Revision History and Snapshotting
A user hits Ctrl+Z forty times and expects to land exactly where they were yesterday. That is not just undo. That is a complete audit trail of every edit, stored efficiently, queryable at any point in time. The naive approach: store a full copy of the document after every change. Works for ten users. Collapses at ten thousand.
Deltas, Not Copies#
Instead of storing full document state after every edit, store only what changed: the operation (insert 3 chars at position 12, delete 5 chars at position 20). A revision is a delta. The current document is what you get by replaying all deltas from the beginning. Compact to store, expensive to query at a specific point in time as the delta log grows.
Periodic Snapshots#
Take a full document snapshot every N revisions (say, every 100 edits). To reconstruct the document at revision 350, load the snapshot at revision 300, replay only 50 deltas. Snapshot frequency trades storage cost against replay cost. More snapshots: faster reads, more storage. Fewer: slower reads, less storage. Same trade-off as Checkpointing in long-running jobs.
Compaction#
Old deltas between two snapshots can be discarded once you no longer need fine-grained history at that resolution. A document version system might keep full per-keystroke deltas for 30 days, then compact to per-minute snapshots, then to per-day snapshots. Same tiered retention pattern as Downsampling and Data Retention.

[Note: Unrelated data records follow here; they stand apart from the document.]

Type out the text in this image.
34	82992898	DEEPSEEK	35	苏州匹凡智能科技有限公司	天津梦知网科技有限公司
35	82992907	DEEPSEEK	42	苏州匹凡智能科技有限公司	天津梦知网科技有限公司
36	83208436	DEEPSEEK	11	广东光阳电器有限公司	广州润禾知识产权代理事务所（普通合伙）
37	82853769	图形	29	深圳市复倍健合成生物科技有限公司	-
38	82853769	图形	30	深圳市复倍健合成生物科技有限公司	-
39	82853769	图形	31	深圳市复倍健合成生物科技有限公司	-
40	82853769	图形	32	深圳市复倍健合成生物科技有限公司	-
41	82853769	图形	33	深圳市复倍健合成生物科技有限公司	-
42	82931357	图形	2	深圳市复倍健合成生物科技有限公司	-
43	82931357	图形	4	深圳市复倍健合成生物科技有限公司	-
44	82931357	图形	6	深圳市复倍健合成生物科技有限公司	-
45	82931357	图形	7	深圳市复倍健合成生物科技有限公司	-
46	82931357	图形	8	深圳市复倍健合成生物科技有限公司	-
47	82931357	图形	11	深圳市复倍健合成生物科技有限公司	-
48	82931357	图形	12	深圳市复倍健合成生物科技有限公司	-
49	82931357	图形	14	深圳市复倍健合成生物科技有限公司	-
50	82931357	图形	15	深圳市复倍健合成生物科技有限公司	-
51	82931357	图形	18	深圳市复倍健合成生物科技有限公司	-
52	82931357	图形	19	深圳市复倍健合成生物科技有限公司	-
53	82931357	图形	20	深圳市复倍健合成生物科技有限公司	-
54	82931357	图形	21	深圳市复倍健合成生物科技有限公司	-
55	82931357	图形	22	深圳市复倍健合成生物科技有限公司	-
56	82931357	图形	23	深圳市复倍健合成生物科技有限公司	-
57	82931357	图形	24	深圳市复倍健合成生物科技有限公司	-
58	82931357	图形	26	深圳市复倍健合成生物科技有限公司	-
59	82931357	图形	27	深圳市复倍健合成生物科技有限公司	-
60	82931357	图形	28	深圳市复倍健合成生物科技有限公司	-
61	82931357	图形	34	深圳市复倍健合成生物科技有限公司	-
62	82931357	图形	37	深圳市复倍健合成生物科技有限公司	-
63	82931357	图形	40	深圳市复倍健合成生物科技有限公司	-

Undo in Collaborative Systems#
Undo in a collaborative document is not just “apply the inverse of the last op.” Another user may have applied ops after yours. You cannot pop a local stack. Undo must be transformed against all intervening ops before being applied, which is exactly what Operational Transformation handles.

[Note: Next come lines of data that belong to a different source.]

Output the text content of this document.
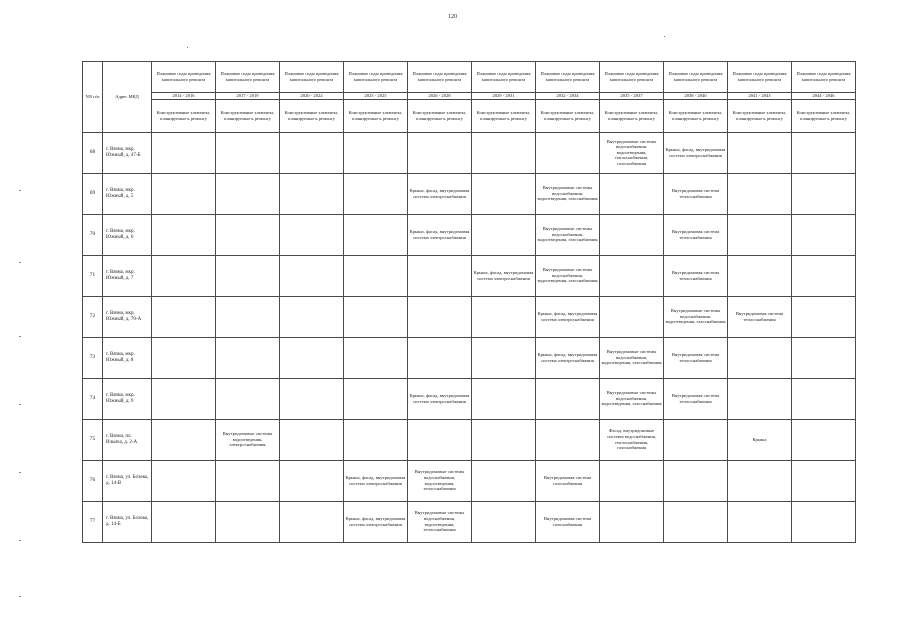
120
NN п/п	Адрес МКД	Плановые годы проведения капитального ремонта	Плановые годы проведения капитального ремонта	Плановые годы проведения капитального ремонта	Плановые годы проведения капитального ремонта	Плановые годы проведения капитального ремонта	Плановые годы проведения капитального ремонта	Плановые годы проведения капитального ремонта	Плановые годы проведения капитального ремонта	Плановые годы проведения капитального ремонта	Плановые годы проведения капитального ремонта	Плановые годы проведения капитального ремонта
		2014 - 2016	2017 - 2019	2020 - 2022	2023 - 2025	2026 - 2028	2029 - 2031	2032 - 2034	2035 - 2037	2038 - 2040	2041 - 2043	2044 - 2046
		Конструктивные элементы, планируемые к ремонту	Конструктивные элементы, планируемые к ремонту	Конструктивные элементы, планируемые к ремонту	Конструктивные элементы, планируемые к ремонту	Конструктивные элементы, планируемые к ремонту	Конструктивные элементы, планируемые к ремонту	Конструктивные элементы, планируемые к ремонту	Конструктивные элементы, планируемые к ремонту	Конструктивные элементы, планируемые к ремонту	Конструктивные элементы, планируемые к ремонту	Конструктивные элементы, планируемые к ремонту
68	г. Вязма, мкр. Южный, д. 47-Б								Внутридомовые системы водоснабжения, водоотведения, теплоснабжения, газоснабжения	Крыша, фасад, внутридомовая система электроснабжения		
69	г. Вязма, мкр. Южный, д. 5					Крыша, фасад, внутридомовая система электроснабжения		Внутридомовые системы водоснабжения, водоотведения, газоснабжения		Внутридомовая система теплоснабжения		
70	г. Вязма, мкр. Южный, д. 6					Крыша, фасад, внутридомовая система электроснабжения		Внутридомовые системы водоснабжения, водоотведения, газоснабжения		Внутридомовая система теплоснабжения		
71	г. Вязма, мкр. Южный, д. 7						Крыша, фасад, внутридомовая система электроснабжения	Внутридомовые системы водоснабжения, водоотведения, газоснабжения		Внутридомовая система теплоснабжения		
72	г. Вязма, мкр. Южный, д. 70-А							Крыша, фасад, внутридомовая система электроснабжения		Внутридомовые системы водоснабжения, водоотведения, газоснабжения	Внутридомовая система теплоснабжения	
73	г. Вязма, мкр. Южный, д. 8							Крыша, фасад, внутридомовая система электроснабжения	Внутридомовые системы водоснабжения, водоотведения, газоснабжения	Внутридомовая система теплоснабжения		
74	г. Вязма, мкр. Южный, д. 9					Крыша, фасад, внутридомовая система электроснабжения			Внутридомовые системы водоснабжения, водоотведения, газоснабжения	Внутридомовая система теплоснабжения		
75	г. Вязма, пл. Ильича, д. 2-А		Внутридомовые системы водоотведения, электроснабжения						Фасад, внутридомовые системы водоснабжения, теплоснабжения, газоснабжения		Крыша	
76	г. Вязма, ул. Бозова, д. 14-В				Крыша, фасад, внутридомовая система электроснабжения	Внутридомовые системы водоснабжения, водоотведения, теплоснабжения		Внутридомовая система газоснабжения				
77	г. Вязма, ул. Бозова, д. 14-Б				Крыша, фасад, внутридомовая система электроснабжения	Внутридомовые системы водоснабжения, водоотведения, теплоснабжения		Внутридомовая система газоснабжения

At Salesforce, a record editing feature stored a full copy of the record JSON in a history table on every save. For a record with 60 fields, each save wrote about 4KB. At 2M active records with heavy editing, the history table hit 200GB within 6 months and became the top disk consumer. We switched to delta storage: only the changed fields per save, stored as a diff. Average history entry dropped from roughly 4KB to about 200 bytes. The history table shrank 95% from its projected size. The query to reconstruct a record at a past point in time went from a full JSON blob scan to a short delta replay.
What I’m Learning#
Snapshot frequency is one of those knobs nobody thinks about until the delta log is 10 million entries long and a point-in-time query takes 30 seconds. Size the snapshot interval against your P99 read latency budget, not against storage cost alone.
Have you built revision history for a product? Did you go full copies, deltas, or some hybrid?